Во вторник утром, когда Том укладывал дорожную сумку, мадам Аннет постучала в дверь его спальни.
– Улетаю в Мюнхен, – произнес Том бодрым тоном, – на концерт.
– О, Мюнхен! Бавария! Вам нужно потеплее одеться. – Мадам Аннет привыкла к его импровизированным отъездам. – И надолго, мсье Тоом?
– Дня на два, на три. Насчет почты не беспокойтесь. Я позвоню вам и справлюсь насчет нее.
Тут Том вспомнил об одной вещи, которая могла оказаться очень кстати, – мексиканском кольце, хранившемся, если он не ошибался, в шкатулке с запонками. Да, оно было здесь, среди пуговиц и запонок, тяжелое серебряное кольцо в виде двух свернувшихся змей. Он не любил кольцо и забыл, откуда оно взялось, но оно было мексиканским. Том подул на него, потер о штанину и сунул в карман.
В десять тридцать прибыла почта – три конверта. В одном, пухлом, была целая пачка телефонных счетов, выписанных отдельно за каждый междугородний разговор; вторым было письмо от Элоизы, а третий, пришедший авиапочтой из Америки, был надписан почерком, Тому незнакомым. На обратной стороне конверта он с удивлением увидел имя Кристофера Гринлифа и адрес в Сан-Франциско. Кто такой Кристофер? Но сначала он вскрыл письмо Элоизы.
«11 octobre 19..
Chеri![7 - Любимый (фр.).]
Я счастлива и очень спокойная теперь. Очень хорошие трапезы. Мы ловим рыб на яхте. Зеппо шлет свою любовь. [Зеппо был смуглым греком, у которого она гостила, и Том с удовольствием сказал бы ему, куда он может идти со своей любовью.]
Я учусь лучше залезать на велосипед. Мы сделали много странствий на землю, которая очень сухая. Зеппо делает фотографии. Как идет все в Бель-Омбр? Я скучаю без тебя. Ты счастлив? Много приглашений? [Что имеется в виду? Много ли у него гостей или часто ли он сам ходит?] Ты рисуешь? Я не получила ничего от Papa.

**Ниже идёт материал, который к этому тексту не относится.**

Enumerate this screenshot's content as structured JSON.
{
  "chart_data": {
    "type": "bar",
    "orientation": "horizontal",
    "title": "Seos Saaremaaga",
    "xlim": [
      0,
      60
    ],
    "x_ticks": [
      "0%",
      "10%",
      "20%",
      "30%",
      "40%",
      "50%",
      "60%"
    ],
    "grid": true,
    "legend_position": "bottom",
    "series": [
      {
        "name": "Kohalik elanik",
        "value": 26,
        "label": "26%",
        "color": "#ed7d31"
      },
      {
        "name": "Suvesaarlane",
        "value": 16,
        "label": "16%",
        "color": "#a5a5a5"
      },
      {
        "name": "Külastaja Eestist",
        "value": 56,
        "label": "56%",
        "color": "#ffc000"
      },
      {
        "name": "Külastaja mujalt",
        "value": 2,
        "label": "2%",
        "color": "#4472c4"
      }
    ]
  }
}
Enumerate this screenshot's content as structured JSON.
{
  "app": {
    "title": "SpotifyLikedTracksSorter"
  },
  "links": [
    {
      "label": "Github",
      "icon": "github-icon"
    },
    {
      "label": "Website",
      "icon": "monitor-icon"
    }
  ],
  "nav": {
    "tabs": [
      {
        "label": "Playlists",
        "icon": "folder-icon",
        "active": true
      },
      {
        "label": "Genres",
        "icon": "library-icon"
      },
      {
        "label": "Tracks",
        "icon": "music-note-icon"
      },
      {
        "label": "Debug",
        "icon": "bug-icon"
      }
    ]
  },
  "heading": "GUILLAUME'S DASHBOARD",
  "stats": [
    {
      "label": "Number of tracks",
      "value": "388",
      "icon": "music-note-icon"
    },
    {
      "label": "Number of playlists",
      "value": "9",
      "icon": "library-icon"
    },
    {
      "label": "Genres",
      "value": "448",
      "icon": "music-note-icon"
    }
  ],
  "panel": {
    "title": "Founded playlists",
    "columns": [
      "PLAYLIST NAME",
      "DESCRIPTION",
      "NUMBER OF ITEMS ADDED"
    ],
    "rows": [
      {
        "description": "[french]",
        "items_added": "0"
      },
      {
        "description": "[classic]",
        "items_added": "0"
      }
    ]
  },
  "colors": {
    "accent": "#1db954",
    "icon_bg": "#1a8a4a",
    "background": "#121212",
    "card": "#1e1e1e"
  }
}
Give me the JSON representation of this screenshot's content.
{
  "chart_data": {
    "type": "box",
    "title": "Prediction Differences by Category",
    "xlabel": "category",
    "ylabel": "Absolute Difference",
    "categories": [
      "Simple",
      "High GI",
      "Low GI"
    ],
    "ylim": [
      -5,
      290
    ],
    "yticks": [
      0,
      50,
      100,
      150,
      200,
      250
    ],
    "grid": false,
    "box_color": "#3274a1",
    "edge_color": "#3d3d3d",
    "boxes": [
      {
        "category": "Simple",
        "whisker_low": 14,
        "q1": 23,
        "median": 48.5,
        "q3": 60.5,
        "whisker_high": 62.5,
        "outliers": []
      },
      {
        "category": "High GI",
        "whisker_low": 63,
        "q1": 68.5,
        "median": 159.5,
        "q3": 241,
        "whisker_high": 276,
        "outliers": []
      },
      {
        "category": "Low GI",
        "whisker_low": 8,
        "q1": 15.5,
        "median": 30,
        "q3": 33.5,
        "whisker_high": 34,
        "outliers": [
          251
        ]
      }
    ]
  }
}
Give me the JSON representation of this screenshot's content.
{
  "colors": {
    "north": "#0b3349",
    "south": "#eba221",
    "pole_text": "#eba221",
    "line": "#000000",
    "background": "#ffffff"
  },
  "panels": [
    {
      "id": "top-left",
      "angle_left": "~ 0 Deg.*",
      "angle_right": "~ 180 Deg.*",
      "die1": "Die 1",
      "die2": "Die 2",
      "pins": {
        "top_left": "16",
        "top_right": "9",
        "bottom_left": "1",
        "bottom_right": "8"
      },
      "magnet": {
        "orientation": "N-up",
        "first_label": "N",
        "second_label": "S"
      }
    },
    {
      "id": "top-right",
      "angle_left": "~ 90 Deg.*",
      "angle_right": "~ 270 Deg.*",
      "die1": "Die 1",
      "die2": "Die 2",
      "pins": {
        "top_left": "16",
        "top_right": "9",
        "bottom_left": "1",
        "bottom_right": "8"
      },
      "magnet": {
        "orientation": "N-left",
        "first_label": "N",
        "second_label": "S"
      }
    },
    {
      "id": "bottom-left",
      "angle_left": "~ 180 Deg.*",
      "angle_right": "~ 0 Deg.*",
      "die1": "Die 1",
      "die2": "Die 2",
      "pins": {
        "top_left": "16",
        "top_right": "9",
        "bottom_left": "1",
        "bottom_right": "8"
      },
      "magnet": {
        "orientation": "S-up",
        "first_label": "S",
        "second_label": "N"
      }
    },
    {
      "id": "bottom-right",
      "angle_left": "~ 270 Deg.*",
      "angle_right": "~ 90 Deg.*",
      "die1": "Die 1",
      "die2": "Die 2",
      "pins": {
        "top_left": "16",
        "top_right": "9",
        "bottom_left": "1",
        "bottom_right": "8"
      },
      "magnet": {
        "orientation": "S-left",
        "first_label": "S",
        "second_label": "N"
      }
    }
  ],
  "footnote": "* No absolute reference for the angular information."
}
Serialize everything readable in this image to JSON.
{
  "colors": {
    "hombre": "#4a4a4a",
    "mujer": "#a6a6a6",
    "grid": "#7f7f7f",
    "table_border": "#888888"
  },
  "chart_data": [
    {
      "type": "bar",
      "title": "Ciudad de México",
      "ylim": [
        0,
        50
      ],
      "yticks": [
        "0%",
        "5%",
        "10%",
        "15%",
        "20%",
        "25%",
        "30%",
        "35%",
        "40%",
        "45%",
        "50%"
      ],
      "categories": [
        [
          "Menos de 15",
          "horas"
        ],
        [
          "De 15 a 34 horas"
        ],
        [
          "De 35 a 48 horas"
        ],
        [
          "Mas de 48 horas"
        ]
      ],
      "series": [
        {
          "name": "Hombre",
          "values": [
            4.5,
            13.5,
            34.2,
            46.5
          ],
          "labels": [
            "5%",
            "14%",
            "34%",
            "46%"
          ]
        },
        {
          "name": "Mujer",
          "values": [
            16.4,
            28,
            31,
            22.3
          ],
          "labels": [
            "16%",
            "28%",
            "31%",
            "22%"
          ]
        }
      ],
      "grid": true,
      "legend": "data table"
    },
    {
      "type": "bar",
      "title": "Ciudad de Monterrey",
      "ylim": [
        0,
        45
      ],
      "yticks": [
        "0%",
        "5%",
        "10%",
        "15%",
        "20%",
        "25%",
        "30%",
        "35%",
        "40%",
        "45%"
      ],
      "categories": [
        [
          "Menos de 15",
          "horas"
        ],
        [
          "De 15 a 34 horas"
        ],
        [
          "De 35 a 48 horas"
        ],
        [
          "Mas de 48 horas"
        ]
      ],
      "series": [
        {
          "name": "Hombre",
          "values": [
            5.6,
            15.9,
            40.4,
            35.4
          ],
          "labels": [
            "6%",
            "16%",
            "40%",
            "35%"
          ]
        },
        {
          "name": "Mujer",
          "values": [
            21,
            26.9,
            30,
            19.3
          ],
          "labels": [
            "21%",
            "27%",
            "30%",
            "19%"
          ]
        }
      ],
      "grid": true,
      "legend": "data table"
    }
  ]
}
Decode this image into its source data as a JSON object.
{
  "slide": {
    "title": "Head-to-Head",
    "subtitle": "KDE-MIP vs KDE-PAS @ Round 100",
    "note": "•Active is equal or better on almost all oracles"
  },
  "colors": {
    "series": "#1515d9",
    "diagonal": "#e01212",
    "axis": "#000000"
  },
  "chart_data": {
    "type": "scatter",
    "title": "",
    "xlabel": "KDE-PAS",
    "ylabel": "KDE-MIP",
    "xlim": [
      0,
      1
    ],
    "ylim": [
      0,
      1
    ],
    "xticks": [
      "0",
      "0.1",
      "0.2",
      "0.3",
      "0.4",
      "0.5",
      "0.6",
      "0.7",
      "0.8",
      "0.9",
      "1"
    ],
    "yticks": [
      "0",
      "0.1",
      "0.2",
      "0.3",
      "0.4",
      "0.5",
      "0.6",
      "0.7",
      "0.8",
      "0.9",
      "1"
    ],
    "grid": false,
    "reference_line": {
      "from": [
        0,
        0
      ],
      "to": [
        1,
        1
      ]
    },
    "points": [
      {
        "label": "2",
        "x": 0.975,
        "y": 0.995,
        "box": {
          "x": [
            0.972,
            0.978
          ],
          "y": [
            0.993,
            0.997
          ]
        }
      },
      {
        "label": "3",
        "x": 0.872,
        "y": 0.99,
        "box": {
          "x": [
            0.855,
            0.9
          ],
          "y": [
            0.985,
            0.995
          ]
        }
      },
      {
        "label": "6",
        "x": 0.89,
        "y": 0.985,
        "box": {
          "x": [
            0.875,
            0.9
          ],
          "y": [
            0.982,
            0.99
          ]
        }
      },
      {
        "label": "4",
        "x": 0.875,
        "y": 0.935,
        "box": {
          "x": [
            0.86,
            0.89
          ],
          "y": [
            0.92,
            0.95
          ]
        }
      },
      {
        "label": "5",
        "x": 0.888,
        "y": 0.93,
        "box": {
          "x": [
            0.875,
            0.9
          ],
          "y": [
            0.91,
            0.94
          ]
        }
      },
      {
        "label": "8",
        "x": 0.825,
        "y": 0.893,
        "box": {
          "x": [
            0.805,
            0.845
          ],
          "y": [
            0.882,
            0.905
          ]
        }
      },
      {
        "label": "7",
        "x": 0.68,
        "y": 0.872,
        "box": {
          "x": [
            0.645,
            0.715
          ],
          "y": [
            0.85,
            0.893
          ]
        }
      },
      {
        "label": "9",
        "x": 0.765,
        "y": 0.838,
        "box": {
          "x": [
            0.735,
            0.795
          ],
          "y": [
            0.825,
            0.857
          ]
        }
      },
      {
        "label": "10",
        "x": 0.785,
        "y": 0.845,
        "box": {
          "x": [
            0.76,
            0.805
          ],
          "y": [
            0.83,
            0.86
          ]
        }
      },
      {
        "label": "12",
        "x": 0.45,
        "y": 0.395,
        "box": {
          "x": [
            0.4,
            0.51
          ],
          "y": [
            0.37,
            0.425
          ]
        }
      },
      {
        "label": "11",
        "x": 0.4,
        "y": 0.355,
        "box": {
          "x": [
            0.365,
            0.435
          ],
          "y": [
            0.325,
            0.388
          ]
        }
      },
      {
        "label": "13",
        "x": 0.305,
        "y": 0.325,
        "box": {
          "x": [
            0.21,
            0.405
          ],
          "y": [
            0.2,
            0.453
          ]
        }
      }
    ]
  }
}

Поцелуй мадам А., я тебя обнимаю».
Продолжение было на французском. Она хотела, чтобы он выслал ей красный купальник, который он найдет в маленьком шкафчике у нее в ванной. Пусть он пошлет его авиапочтой. На яхте есть бассейн с подогревом. Том сразу поднялся наверх, где мадам Аннет еще убирала его комнату, и перепоручил это дело ей, дав стофранковую банкноту, так как боялся, что стоимость авиапосылки шокирует ее до такой степени, что она решит отправить купальник обычной почтой.
Спустившись, он поспешно распечатал письмо от Гринлифа – через несколько минут пора уже было ехать в Орли.
«12 окт. 19..
Дорогой м-р Рипли!
Я двоюродный брат Дикки и приезжаю в Европу на следующей неделе. Возможно, сначала поеду в Лондон, хотя никак не могу решить – может быть, сначала поехать в Париж. Как бы то ни было, я подумал, что было бы неплохо, если бы мы могли встретиться. Ваш адрес дал мне дядя Герберт, и он говорит, что Вы живете недалеко от Парижа. У меня нет номера Вашего телефона, но я могу разузнать его.
Немного о себе. Мне двадцать, я учусь в Стэнфордском университете на политехническом. У меня был годичный перерыв в учебе, так как я был на военной службе. Я вернусь в Стэнфорд продолжить обучение, но сначала хочу годик отдохнуть и повидать Европу. Сейчас многие ребята так делают. Жизнь очень напряженная. В Америке, я хочу сказать, – хотя, может быть, Вы так долго прожили в Европе, что даже не понимаете, что я имею в виду.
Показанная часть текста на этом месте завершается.